Sam Altman, the boss of the artificial intelligence start-up OpenAI, officially launched Monday Worldcoin, a cryptocurrency equipped with an identification system from the human iris. “More than three years ago, we launched (the company, editor’s note) Worldcoin with the ambition of creating a new identity and a financial network belonging to everyone. It starts today,” two of Worldcoin’s co-founders, Sam Altman and Alex Bania, said on the company’s website on Monday.

The Worldcoin project consists of a digital identity platform and a digital currency, “received simply for the fact of being human”, according to the site. Concretely, the platform is based on “World ID” (World identity, editor’s note), a kind of digital passport that allows its owner to prove his identity online without sharing personal data, according to the founders. To obtain their World identity, the user must submit to a scan of their iris by an “orb”, a biometric device developed by Worldcoin. Users are invited to download WorldApp, a digital wallet, which allows them to receive, from Monday, “Worldcoin token”, the cryptocurrency now usable for the millions of users who participated in the beta version of the platform, said Worldcoin.

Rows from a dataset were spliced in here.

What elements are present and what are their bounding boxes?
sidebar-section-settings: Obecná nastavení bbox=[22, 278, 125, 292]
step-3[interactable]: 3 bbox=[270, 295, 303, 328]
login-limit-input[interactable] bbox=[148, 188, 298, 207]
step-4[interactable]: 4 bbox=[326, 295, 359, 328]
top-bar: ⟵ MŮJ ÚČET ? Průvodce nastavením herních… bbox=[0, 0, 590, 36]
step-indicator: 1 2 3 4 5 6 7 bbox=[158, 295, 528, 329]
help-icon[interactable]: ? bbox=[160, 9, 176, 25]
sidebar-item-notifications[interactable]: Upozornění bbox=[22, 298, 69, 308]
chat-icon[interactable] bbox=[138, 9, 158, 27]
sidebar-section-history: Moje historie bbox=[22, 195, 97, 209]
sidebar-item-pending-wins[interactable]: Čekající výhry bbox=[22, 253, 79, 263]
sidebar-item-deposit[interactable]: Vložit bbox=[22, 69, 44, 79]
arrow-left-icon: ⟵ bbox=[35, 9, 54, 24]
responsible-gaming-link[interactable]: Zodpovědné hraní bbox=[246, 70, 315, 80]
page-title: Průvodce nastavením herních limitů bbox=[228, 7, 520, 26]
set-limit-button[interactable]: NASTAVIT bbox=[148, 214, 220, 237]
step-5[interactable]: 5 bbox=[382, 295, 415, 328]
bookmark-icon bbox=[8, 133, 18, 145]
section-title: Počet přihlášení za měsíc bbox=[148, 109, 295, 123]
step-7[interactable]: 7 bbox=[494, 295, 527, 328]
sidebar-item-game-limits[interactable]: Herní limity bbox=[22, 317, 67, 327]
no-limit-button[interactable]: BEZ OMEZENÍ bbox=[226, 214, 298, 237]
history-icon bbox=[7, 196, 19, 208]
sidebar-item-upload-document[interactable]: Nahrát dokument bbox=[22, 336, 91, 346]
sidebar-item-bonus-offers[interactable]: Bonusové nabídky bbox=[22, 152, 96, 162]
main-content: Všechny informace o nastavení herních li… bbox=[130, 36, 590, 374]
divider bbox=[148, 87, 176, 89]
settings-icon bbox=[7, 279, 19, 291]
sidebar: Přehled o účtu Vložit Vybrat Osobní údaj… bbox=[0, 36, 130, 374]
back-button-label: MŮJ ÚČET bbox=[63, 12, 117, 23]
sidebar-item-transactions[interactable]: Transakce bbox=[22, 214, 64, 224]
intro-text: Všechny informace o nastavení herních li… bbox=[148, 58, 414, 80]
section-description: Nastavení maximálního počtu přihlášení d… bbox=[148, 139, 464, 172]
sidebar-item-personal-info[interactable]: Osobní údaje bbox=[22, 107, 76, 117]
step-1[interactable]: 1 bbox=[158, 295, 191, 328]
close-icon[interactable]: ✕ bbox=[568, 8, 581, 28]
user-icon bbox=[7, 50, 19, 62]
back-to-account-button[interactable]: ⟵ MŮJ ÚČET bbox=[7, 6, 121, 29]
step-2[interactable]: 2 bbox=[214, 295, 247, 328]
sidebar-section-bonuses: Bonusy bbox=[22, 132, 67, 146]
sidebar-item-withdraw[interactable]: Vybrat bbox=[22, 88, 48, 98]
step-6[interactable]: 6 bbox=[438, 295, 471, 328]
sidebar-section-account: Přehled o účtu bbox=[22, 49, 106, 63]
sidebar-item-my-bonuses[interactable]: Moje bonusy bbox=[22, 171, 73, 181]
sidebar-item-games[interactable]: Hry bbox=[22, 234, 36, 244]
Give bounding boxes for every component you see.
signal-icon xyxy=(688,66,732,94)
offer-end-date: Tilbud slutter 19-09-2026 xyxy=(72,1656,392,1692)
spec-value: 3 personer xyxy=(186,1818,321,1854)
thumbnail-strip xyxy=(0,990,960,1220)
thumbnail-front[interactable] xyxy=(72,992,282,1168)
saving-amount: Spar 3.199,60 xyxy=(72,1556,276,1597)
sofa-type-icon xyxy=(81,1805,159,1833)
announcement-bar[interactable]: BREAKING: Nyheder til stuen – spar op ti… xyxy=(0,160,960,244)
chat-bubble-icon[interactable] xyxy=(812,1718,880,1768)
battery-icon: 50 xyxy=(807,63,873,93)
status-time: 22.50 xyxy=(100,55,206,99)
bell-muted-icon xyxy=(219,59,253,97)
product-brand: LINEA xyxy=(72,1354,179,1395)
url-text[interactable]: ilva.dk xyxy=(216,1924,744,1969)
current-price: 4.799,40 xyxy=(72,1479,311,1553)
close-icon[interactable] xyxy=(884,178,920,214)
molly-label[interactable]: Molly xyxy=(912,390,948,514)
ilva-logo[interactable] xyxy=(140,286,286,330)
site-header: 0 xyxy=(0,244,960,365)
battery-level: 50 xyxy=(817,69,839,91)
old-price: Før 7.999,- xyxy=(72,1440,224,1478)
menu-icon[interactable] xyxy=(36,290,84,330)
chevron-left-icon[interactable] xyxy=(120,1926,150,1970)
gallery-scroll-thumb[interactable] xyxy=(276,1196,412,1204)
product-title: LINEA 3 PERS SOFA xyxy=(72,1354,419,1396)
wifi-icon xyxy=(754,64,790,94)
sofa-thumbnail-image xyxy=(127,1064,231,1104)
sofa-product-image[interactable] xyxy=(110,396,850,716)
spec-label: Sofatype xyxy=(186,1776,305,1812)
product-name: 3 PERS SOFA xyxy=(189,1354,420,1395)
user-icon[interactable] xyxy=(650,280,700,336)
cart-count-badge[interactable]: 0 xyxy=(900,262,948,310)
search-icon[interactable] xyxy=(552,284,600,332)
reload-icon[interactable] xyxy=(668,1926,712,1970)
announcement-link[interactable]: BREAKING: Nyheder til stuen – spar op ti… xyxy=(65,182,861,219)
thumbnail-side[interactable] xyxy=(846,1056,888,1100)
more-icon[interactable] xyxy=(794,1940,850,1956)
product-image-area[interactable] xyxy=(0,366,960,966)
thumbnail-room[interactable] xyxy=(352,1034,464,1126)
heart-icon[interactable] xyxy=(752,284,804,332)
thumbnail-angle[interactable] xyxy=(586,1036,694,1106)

“If we succeed, we believe Worldcoin could radically create economic opportunities, establish a reliable solution to distinguish human beings from artificial intelligence online while preserving privacy (…) and ultimately be a potential path towards a universal minimum income based on artificial intelligence”, judge Sam Altman and Alex Bania on the company’s website. “Like any really ambitious project, maybe it works or maybe it doesn’t, but try (…), that’s how progress happens,” said Sam Altman, who rose to prominence with the launch last year of ChatGPT, a so-called generative artificial intelligence interface.

The Worldcoin project has been criticized, in particular by the specialized media BuzzFeed, with fears in particular that the company could use its platform to collect millions of biometric data.